Warmes Rot traf auf strahlendes Weiß.
    »So wohnt
eigentlich kein Mann«, murmelte er vor sich hin. »Aber
der Mensch hat das Recht zu leben, wie er will.«
    Die Wand
gegenüber war hellweiß getüncht. Andere hätten
da ein Bild aufgehängt, irgendwas, was zum Ambiente passt.
Ausgesuchte Kunst zum kleinen Preis. Hauptsache, die Farbe stimmte.

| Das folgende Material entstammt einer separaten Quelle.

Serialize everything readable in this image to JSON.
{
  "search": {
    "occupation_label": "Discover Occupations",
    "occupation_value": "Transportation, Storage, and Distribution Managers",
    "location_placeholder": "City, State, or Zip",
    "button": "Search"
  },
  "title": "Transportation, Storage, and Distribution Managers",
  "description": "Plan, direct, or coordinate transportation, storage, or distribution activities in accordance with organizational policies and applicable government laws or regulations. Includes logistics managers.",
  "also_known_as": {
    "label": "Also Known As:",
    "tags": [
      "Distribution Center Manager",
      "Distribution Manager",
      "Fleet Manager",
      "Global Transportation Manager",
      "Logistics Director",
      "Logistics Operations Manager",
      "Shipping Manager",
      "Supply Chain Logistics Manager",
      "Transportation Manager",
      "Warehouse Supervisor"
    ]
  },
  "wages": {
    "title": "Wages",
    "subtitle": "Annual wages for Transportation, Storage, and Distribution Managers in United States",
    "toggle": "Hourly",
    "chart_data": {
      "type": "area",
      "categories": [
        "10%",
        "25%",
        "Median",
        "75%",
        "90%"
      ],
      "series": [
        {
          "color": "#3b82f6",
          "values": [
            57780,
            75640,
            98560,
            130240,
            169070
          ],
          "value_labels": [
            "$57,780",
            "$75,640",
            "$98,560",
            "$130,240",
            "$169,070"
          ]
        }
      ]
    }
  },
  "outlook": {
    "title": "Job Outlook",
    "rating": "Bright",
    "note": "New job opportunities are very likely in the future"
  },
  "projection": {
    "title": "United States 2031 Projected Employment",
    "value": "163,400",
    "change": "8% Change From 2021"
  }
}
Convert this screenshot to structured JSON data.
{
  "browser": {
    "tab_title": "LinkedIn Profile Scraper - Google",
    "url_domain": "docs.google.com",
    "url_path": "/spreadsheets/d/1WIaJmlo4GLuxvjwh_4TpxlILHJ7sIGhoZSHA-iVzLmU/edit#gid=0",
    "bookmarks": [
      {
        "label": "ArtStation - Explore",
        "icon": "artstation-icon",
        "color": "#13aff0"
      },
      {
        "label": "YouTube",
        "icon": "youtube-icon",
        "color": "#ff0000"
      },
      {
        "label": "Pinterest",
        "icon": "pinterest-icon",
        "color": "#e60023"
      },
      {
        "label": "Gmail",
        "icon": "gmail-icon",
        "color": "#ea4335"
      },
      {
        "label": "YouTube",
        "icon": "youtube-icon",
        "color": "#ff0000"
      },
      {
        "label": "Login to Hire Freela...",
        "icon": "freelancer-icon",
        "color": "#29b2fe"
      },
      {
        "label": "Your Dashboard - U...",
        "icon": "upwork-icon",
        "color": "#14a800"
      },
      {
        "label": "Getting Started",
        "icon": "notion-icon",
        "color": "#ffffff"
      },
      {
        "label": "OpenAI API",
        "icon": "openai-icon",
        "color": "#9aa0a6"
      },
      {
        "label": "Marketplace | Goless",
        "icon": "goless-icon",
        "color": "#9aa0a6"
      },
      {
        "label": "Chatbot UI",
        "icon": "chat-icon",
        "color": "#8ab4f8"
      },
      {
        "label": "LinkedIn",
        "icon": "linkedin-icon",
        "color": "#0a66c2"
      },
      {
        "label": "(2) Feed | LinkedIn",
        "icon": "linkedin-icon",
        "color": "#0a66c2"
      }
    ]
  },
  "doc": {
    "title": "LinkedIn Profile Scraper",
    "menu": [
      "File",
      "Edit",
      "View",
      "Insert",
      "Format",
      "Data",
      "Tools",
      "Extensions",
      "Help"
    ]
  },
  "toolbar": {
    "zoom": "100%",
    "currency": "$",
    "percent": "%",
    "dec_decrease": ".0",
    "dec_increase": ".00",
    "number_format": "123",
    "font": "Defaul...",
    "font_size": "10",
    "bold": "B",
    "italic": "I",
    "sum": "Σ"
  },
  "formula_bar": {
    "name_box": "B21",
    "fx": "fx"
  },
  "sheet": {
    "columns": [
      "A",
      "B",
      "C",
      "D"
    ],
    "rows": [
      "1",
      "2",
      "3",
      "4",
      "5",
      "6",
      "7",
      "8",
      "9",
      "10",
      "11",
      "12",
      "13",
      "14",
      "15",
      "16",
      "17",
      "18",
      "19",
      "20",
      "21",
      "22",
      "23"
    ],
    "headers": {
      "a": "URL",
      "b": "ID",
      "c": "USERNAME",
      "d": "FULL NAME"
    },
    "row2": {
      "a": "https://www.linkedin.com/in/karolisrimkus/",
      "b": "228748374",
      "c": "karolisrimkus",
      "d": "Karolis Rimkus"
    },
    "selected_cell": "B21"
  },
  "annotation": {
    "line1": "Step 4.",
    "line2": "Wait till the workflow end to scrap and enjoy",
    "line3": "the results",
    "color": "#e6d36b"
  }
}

Doch hier war die Wand ganz kahl.
    Er ging langsam auf
das große rote Kanapee zu, das vor der kahlen Wand zum
stundenlangen Fernsehen im flauschigen Plüsch einlud. Er entschied,
das Zimmer um eine weitere Extravaganz zu bereichern.
    »Rot und
Weiß bringen Klarheit«, sagte er lächelnd,
während er Zeige- und Mittelfinger in die offene Wunde
hineinbohrte. »Die grafische Wirkung ist
bestechend.«
    Die schwarzen
Handschuhfinger färbten sich tiefrot. Er musste sich ein wenig
strecken, um der weißen Wand den Farbtupfer zu verpassen, der
sich glänzend in die Gestaltung dieses Raumes einfügen
sollte. Raumschmuckstück. Er griff mehrmals in die Wunde im
Hals des Mannes, der tot auf seinem Kanapee lag, um die Zahl so
nachzuziehen, dass sie nicht wie ein lieblos hingekritzeltes
Tafelbild aus der Schule aussah.
    Zum Abschied schaute
er Frank Vosskamp noch einmal tief in die weit aufgerissenen
Augen.
    »Na, mein
Freund. Wie geht es dir jetzt in deinem
Scheiß-Wohnzimmer?«, fragte er. »Hast du gelebt,
wie du wolltest? Hast du geliebt, wie du
wolltest?«
    Der Kopf hing ein
bisschen schief, und er überlegte kurz, ob er die Lage des
Toten korrigieren musste, damit er zumindest bis zum Abtransport in
die fein abgestimmte Innenarchitektur passte. Er ließ
es.
    »Halt dich nicht
mit Kleinigkeiten auf«, sagte er zu sich selbst. »Es
ist noch viel zu tun.«

2
    »Scheiß
der Hund drauf«, schnaufte Gröber, während Iris
Remmer scheinbar teilnahmslos aus dem Fenster schaute. »Haben
wir was vergessen? Irgendwas, was man noch tun
kann?«
    Remmer antwortete
nicht. Es war ohnehin eine rhetorische Frage. Viel mehr konnte man
nicht tun. Alle waren informiert, alle in Alarmbereitschaft, um
diesen Irren zu schnappen, der sich in den letzten Tagen immer
wieder an Prostituierte herangemacht hatte und nun auch auf dem
Kölner Hausfrauenstrich am Bonner Verteiler gesichtet worden
war.
    »Eigentlich
müssten wir allen Wanzen ankleben. Allen.«
    Remmer schaute auf.
»Wohin willst du Wanzen kleben?«
    »Ja, an die
Nutten.«
    »Hab ich
verstanden. Und wohin da genau?«
    Gröber warf sich
auf seinen Stuhl.
    »Sehr lustig,
alte Frau«, murmelte er.
    Remmer lächelte.
Sie strich eine Strähne ihrer rotbraunen Haare glatt
zurück, die sie in einem Zopf zusammengebunden
hatte.
    »Du langweilst
dich, stimmt's?«
    Gröber
überhörte die Frage.
    »Du denkst, du
verplemperst deine kostbare Zeit. Fahr doch raus zum Bonner
Verteiler, setz dich in dein Auto und pass auf die Damen auf. Oder
fahr einfach nach Hause.«
    Gröber hasste es,
wenn Remmer ihre ganze Routine abschätzig zur Schau trug.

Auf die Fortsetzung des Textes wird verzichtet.